My favorite one was the collage-scrapbook cover one:
Part of me thinks this was so cool because I was going cool places…
But I don’t know… I get cool scraps of paper in my life now and either feel bad throwing them out or anxious stowing them somewhere for some future scrapbooking session I’ll have time for when/if I retire or when I’m dead.
But what is the point of doing anything creative if it’s not going to go up on the internet? And perhaps that’s my largest creative barrier right now.
Because I won’t post Teen Girl Squad fan fic:
Or unnamed girl comics:
Or free association verse:
(Boys in hats. Hamlet bats. Poison hats.) I was very deep.

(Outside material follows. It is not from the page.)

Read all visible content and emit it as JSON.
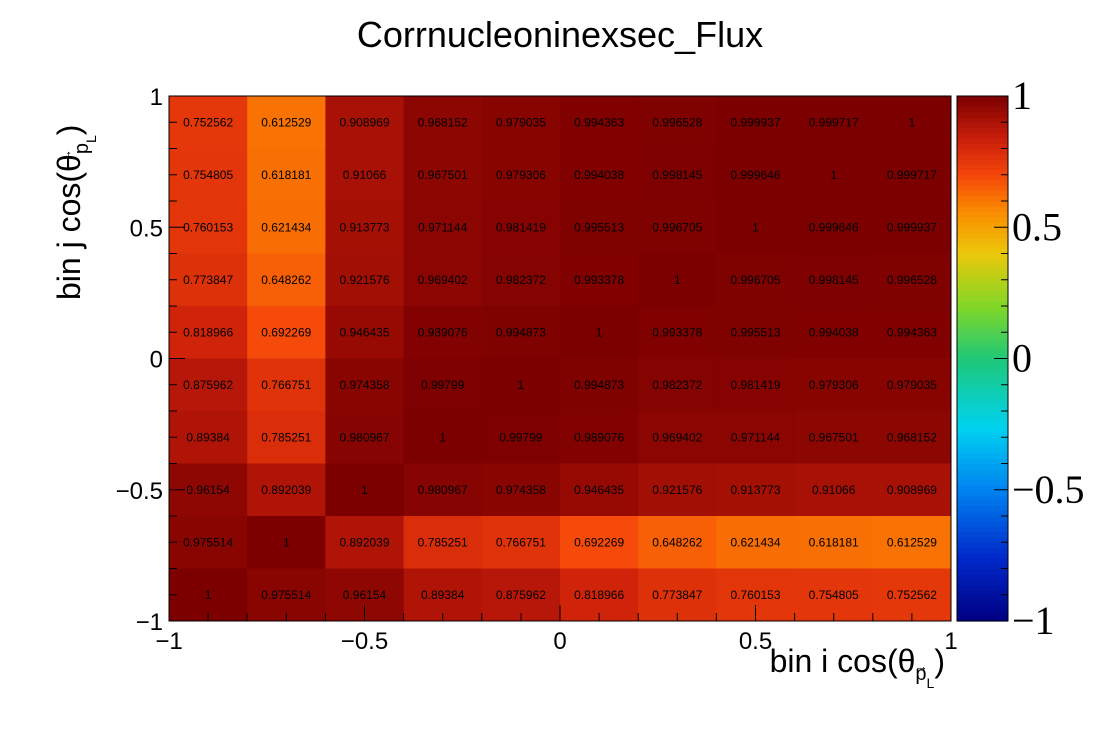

So I picked up a journal I’d gotten as a promotional item from ASHA and figured out I could peel off the hokey cover to reveal a blank black canvas. I’ve been taping things to it and writing in it whenever I feel inclined. Here are some shots of things from the month so far:
And then there’s the writing- which is better than my artwork (not saying much). I haven’t shared any of it and that’s how it might be for a bit. I’ve felt a need to write blog posts- I’ve always had an itch… for a long time… Writing in a diary has quieted the need to share everything. And I feel like I have less chatter in my head. And like I’m getting my brilliant ideas out. And realizing they weren’t so brilliant. And that’s okay for now. I’m less anxious about all the great things I could be doing if only I had More Time or whatever… There is a religious aspect to it again I guess… I’m reaching for a Thich Nhat Hanh book instead of a bible this time around. And I’m doing something like what David Sedaris does- which who can say that’s not something worth doing? WWDSD? Be the David Sedaris you want to see in the world.
So yeah… I’m back into journaling. Or diarying. Non-web logging. Logging. Keeping a log. Being a log lady. My log has something to tell you. ‘Cept it doesn’t Bc it’s mostly just for me.
LOGS! The opposite of a musical … or other published work!